Open Uroc327 opened 2 years ago
Is it possible to implement rules for Zygote as well?
It is possible, e.g. (just a quick hack):
function ChainRulesCore.rrule(::typeof(rand), d::Normal{T}, n::Integer) where {T}
vals = rand(d, n)
function rand_pullback(rand_bar)
d_bar = Tangent{Normal{T}}(;μ=n, σ=sum((vals .- d.μ)) / d.σ)

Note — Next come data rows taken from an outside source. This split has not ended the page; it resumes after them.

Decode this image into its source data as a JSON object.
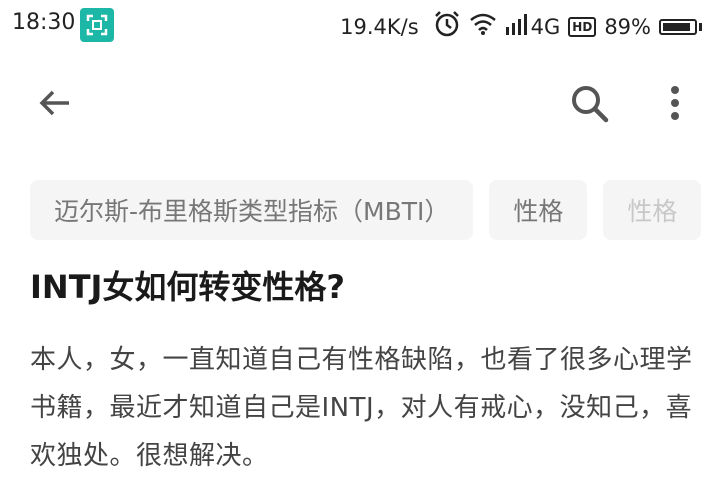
{
  "status_bar": {
    "time": "18:30",
    "net_speed": "19.4K/s",
    "network": "4G",
    "hd_label": "HD",
    "battery": "89%",
    "battery_level": 0.89,
    "icons": [
      "scan-icon",
      "alarm-icon",
      "wifi-icon",
      "signal-icon",
      "battery-icon"
    ]
  },
  "app_bar": {
    "icons": [
      "back-arrow-icon",
      "search-icon",
      "more-vertical-icon"
    ]
  },
  "topics": [
    {
      "label": "迈尔斯-布里格斯类型指标（MBTI）"
    },
    {
      "label": "性格"
    },
    {
      "label": "性格"
    }
  ],
  "question": {
    "title": "INTJ女如何转变性格?",
    "body": "本人，女，一直知道自己有性格缺陷，也看了很多心理学书籍，最近才知道自己是INTJ，对人有戒心，没知己，喜欢独处。很想解决。"
  },
  "colors": {
    "scan_badge": "#1cb7a6",
    "chip_bg": "#f5f5f5",
    "chip_text": "#777777",
    "title_text": "#1a1a1a",
    "body_text": "#444444"
  }
}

return NoTangent(), d_bar, NoTangent()
end
return vals, rand_pullback
end
But I wonder why a dedicated rule is necessary at all. Looking at the the definition for rand for Normal, this should be easily differentiable. I don't really see why Zygote returns nothing
here
It is due to https://github.com/JuliaDiff/ChainRules.jl/blob/158ca756ef99ccf3f1dde2e66b5855e8e68e0363/src/rulesets/Random/random.jl#L23-L25. It is a deliberate design decision to mark rand
methods as non-differentiable in ChainRules (which is used by Zygote). They were made more restrictive to explicitly not cover e.g. rand(Normal())
(see e.g. the discussion in https://github.com/JuliaDiff/ChainRules.jl/issues/262). However, I assume the problem with the example above is that sampling multiple samples in Distributions is done via pre-allocating the output and sampling with rand!
- and that one is marked non-differentiable, regardless of the type of the arguments. See also https://github.com/JuliaDiff/ChainRules.jl/issues/603.
sampling multiple samples in Distributions is done via pre-allocating the output and sampling with rand!
Ah, I missed that. Then everything makes senes.
Sort of a meta question: Where would one put AD rules for such things?
Here in the ext/DistributionsChainRulesCoreExt
module?
Also found TuringLang/DistributionsAD.jl#123 but not sure if that Package is still meant to be used?
It seems that only ForwardDiff is supported for ADing sampling. Is it possible to implement rules for Zygote as well?